As silly as it might sound to say of a chamber concert at an orchestra festival that if I heard only this afternoon program while here I would have had nothing to complain about. The seamless connections between Widmann the player and Widmann the composer, the sense of adventure he brings to both enterprises, and the total lack of arrogance he displays in them as well are sights to behold and provocative and pleasing sounds to hear. Bronfman of course is the consummate partner and this pairing in the Berg made for perhaps the most luxuriously cast nine minutes in the Modernist canon.
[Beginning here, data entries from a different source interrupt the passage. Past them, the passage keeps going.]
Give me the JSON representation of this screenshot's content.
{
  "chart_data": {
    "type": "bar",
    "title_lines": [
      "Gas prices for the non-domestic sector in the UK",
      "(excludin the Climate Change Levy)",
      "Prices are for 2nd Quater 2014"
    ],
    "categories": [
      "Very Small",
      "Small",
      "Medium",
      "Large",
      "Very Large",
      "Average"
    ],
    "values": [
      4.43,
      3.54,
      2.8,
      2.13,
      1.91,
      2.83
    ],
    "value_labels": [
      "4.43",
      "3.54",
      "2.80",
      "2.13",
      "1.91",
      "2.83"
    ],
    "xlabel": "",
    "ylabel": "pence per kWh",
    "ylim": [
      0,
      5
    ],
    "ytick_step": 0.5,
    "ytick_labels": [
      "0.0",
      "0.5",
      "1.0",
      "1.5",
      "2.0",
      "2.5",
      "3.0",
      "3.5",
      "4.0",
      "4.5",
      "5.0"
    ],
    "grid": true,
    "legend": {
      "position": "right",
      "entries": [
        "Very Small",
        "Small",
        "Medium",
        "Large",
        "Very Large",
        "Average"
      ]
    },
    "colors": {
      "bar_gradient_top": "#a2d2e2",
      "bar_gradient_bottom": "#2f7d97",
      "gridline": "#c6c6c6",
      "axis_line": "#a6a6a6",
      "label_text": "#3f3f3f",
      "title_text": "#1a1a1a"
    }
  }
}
And then there was an all-Mendelssohn concert at the KKL with Philippe Herreweghe leading his Orchestre des Champs-Elysées and two of his famous choirs and then the aforementioned double dose of Répons, the first time in the works 25-year history that Boulez had led it with players and soloists other than those in the Ensemble InterContemporain, the group it was written for and, in essence, with. And the next morning (!) that superb Brit Jonathan Nott leading this year's edition of Europe's Gustav Mahler Youth Orchestra in works of Ligeti, Richard Strauss, and Wagner's Wesendonk-Lieder in the wonderful orchestration by Hans Werner Henze with that baritone singer of singers Matthias Goerne.
It's all too much to describe in one sitting, isn't it. I shall go out and breathe some of the famously fresh air off of the splendid lake, and be back with you soon!